Nebelriss by Markolf Hoffmann

Nebelriss by Markolf Hoffmann

Autor:Markolf Hoffmann [Hoffmann, Markolf]
Die sprache: deu
Format: epub
veröffentlicht: 2013-04-20T22:00:00+00:00


KAPITEL 11 - Sand

Die Leichen waren grauenhaft zugerichtet. Neben den zerschundenen Körpern lagen abgeschlagene Köpfe, abgehackte Arme und Beine; manche waren gar bis zur Unkenntlichkeit zerstückelt. Der glühende Wüstenwind hatte über die abgetrennten Glieder eine feine Sandschicht gebettet. Sie glich einer dünnen, gelben Haut und verlieh den Leichen ein fremdartiges Aussehen.

»Welch ein abscheuliches Gemetzel«, stieß Baniter Geneder hervor. Fassungslos starrte er von seinem Pferd auf die verstümmelten Körper herab, die teils am Wegrand, teils auf der steinernen Straße lagen. »Was kann einen Menschen dazu treiben, solche Grausamkeiten zu begehen!«

»Unbändiger Hass«, antwortete Mestor Ulba leise. Der Siegelmeister hatte sein Pferd neben Baniter zum Stehen gebracht. Vorsichtig wies er auf eine der Leichen. »Erkennt Ihr den blauen Waffenrock, den dieser Mann trägt? Diese Toten waren Mönche des Bena-Sajif-Ordens, Krieger des königlichen Heeres; vermutlich ein Trupp Wachsoldaten, die diesen Straßenabschnitt schützen sollten. Sie müssen in einen Hinterhalt geraten sein.« Nachdenklich blickte Baniter den Siegelmeister an. »Ihre Gegner müssen ihnen zahlenmäßig weit überlegen gewesen sein. Soweit ich sehe, ist keiner der Angreifer unter den Toten.«

Mestor Ulba nickte. »Vermutlich waren es Stammeskrieger, die diesen Wachtrupp überfielen. In der praatischen Wüste leben wilde Stämme, die sich der arphatischen Herrschaff nicht beugen. Seit jeher gilt dieser Teil der Wüste als unregierbar; ein karges Land, bewohnt von Nomadenvölkern und Reitersippen. Sie wurden über Jahrhunderte hinweg verfolgt und geknechtet, und so verspüren sie einen glühenden Hass auf die arphatischen Siedler.«

»Ich wusste nicht, dass innerhalb des arphatischen Territoriums Nomadenstämme ihr Unwesen treiben«, erwiderte der Fürst, »zumal hier, auf der bedeutendsten Straße des Königreiches.«

Der Weg der Pracht verband das palidonische Hochland mit Praa, der sagenhaften Hauptstadt des arphatischen Reiches. Auf der uralten Straße waren einst die Heere der Arphater in den Süden vorgedrungen. In Sithar war der Weg der Pracht noch heute in Gebrauch; er verband die Städte Thax, Nandar und Vara. In der Wüste Praatiens fand er seine Fortsetzung, und hier war auch seine alte Bedeutung zu erkennen. Als fünfzehn Schritt breiter Streifen schlug er sich durch das Land - eine Heerstraße aus großen Steinblöcken, auf der ein berittener Trupp rasch voranpreschen konnte. Die Straße war erhöht gebaut und daher gut vor Verwehungen geschützt. Auf beiden Seiten hatte der Wind flache Sanddünen aufgehäuft, sodass die Straße auf einem lang gestreckten Wall ruhte.

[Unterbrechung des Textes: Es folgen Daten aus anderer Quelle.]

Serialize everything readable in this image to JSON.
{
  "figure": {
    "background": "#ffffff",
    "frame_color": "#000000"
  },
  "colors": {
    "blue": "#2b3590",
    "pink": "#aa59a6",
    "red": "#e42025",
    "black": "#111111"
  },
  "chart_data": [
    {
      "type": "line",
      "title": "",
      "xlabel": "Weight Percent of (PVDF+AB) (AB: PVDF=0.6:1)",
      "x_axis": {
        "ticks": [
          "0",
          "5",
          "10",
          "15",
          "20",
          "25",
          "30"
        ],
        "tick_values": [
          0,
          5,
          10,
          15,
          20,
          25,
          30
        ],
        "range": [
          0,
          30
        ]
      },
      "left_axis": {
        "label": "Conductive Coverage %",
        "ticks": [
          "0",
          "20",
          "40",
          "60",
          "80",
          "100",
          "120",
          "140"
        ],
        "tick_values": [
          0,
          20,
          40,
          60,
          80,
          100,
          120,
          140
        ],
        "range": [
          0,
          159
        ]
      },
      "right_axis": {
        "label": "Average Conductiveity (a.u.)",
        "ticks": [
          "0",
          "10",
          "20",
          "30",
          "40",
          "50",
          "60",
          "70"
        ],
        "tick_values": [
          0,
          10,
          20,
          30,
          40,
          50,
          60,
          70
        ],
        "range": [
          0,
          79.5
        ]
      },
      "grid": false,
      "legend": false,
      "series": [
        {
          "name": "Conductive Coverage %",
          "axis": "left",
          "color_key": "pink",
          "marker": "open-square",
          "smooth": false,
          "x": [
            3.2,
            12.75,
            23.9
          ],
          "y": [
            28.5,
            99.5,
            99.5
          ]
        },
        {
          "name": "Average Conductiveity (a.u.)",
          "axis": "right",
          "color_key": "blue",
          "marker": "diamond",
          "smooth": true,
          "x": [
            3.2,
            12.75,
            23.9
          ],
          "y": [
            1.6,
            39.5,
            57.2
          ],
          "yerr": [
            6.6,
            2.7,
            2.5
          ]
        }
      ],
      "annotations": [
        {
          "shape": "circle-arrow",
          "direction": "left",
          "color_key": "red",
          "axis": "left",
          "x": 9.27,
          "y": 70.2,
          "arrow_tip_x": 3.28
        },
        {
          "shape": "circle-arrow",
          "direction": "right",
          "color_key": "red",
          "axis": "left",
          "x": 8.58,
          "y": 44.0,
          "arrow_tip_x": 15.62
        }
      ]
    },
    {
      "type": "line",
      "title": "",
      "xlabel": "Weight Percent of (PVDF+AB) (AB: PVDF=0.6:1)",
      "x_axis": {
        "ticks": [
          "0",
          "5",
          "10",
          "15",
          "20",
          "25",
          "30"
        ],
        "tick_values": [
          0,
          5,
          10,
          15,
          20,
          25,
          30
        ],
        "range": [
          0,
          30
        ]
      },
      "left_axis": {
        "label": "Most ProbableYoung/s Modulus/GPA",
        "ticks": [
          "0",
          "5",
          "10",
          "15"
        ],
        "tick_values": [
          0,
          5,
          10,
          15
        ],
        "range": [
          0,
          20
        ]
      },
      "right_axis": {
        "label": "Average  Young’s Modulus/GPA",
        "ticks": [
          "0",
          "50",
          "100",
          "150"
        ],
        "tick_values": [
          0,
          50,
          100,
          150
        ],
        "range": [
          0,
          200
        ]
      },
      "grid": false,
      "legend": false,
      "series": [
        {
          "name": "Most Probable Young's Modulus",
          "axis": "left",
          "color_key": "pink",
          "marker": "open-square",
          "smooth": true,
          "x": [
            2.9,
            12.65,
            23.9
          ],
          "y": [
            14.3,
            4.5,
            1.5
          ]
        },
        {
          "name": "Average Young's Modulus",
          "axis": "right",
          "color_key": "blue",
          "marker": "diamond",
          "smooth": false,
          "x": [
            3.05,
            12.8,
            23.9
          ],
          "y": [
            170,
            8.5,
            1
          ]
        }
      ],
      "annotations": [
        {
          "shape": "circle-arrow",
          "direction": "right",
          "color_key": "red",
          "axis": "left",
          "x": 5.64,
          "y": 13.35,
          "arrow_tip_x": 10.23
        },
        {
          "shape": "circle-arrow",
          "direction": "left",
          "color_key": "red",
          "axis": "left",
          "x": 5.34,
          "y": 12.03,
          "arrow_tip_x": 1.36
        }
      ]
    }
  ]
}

Seit nunmehr vier Tagen ritt die Gesandtschaft auf dem Weg der Pracht. Der jähe Klimawechsel, der sich mit dem Eindringen in die Wüste eingestellt hatte, machte den Sitharern schwer zu schaffen. Vor allem Lyndolin Sintiguren litt unter der sengenden Hitze, zumal sie seit Pryatt Parr nicht mehr in einer Kutsche reisen konnte. Die Arphater hatten lediglich eine zwischen zwei Pferderücken gespannte Sänfte für die betagte Dichterin angefordert. Sie hatte bereits mehrere Schwächeanfälle erlitten; Baniter machte sich ernsthafte Sorgen um ihre Gesundheit. Auch er selbst fühlte sich matt. Der Pradan-Anuf, jener ostwärts wehende, glühende Wüstenwind, trocknete Lunge und Nase aus und machte das Atmen zur Qual. Allein Mestor Ulba schien das praatische Klima gewöhnt zu sein; seine Beteuerung, dass die Temperaturen im Sommer noch sehr viel unangenehmer seien, half den übrigen Reisenden nur bedingt.